Recently I was tipped to an excellent essay from a 1941 issue of Harper’s Magazine: ‘Who Goes Nazi?' by Dorothy Thompson. By way of imagining a series of guests at a dinner, Thompson interrogates the traits that incline someone towards fascism.
His code is not his own; it is that of his class—no worse, no better, He fits easily into whatever pattern is successful. That is his sole measure of value—success. Nazism as a minority movement would not attract him. As a movement likely to attain power, it would.
The cumulative effect of the essay’s construction is impressive; it’s a brilliant piece of social anthropology, and perhaps even more so considering when it was written and published.

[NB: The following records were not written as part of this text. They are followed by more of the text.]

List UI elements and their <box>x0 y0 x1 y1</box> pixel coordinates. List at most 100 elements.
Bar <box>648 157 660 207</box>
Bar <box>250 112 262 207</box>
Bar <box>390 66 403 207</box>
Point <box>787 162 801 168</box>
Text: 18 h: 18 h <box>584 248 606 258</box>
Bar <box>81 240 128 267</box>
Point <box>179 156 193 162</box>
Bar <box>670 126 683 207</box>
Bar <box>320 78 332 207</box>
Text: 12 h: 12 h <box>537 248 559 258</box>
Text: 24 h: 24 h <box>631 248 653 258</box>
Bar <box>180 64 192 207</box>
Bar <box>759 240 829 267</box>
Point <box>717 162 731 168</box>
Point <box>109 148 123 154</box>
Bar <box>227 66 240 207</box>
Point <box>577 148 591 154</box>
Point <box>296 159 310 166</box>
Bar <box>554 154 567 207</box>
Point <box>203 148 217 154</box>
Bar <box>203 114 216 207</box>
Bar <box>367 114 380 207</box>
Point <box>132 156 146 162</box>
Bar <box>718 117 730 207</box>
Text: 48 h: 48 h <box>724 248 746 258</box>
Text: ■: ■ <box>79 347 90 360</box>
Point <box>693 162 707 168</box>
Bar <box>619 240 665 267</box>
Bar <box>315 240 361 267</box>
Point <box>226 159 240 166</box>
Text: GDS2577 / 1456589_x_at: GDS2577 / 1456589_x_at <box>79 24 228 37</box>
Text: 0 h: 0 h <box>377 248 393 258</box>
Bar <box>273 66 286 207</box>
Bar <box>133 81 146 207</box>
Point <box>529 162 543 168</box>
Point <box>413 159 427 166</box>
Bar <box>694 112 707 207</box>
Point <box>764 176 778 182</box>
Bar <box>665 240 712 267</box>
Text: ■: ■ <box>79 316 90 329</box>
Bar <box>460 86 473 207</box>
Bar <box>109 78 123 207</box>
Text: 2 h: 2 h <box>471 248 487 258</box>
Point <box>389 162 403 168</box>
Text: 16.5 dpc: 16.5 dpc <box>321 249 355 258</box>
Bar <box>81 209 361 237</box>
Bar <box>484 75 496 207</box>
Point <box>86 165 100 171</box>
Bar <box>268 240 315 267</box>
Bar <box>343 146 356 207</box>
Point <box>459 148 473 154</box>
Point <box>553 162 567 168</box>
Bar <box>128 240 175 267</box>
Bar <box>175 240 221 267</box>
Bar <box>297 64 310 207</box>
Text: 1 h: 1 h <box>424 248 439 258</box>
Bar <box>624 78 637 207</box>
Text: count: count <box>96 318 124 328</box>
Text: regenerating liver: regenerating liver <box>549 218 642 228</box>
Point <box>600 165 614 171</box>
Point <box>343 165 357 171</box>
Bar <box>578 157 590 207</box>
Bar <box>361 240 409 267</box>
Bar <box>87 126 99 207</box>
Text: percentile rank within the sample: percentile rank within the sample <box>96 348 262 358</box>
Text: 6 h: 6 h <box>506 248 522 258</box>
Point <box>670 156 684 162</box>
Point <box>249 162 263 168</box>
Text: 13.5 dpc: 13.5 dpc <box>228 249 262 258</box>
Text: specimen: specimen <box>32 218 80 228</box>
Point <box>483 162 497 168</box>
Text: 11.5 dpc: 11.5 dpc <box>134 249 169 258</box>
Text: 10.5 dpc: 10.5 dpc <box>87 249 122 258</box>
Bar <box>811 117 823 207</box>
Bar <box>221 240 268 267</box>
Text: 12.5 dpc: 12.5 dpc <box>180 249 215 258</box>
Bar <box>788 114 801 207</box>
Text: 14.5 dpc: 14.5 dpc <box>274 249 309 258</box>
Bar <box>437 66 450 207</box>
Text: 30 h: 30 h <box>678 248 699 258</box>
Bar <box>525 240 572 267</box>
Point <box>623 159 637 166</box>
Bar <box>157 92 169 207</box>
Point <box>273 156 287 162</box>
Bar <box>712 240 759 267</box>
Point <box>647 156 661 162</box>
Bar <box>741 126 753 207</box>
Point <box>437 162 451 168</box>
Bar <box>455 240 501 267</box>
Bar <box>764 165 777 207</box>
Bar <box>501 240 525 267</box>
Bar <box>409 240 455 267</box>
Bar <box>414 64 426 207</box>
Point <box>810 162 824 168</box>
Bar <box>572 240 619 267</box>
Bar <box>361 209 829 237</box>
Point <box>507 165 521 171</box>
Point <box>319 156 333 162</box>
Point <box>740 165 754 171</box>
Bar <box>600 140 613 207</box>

Kind, good, happy, gentlemanly, secure people never go Nazi. They may be the gentle philosopher whose name is in the Blue Book, or Bill from City College to whom democracy gave a chance to design airplanes—you’ll never make Nazis out of them. But the frustrated and humiliated intellectual, the rich and scared speculator, the spoiled son, the labor tyrant, the fellow who has achieved success by smelling out the wind of success—they would all go Nazi in a crisis.
In the modern political climate of emboldened, far-right / alt-right nationalism it’s impossible to read the piece and not mentally extrapolate Thompson’s exercise into our current circumstance.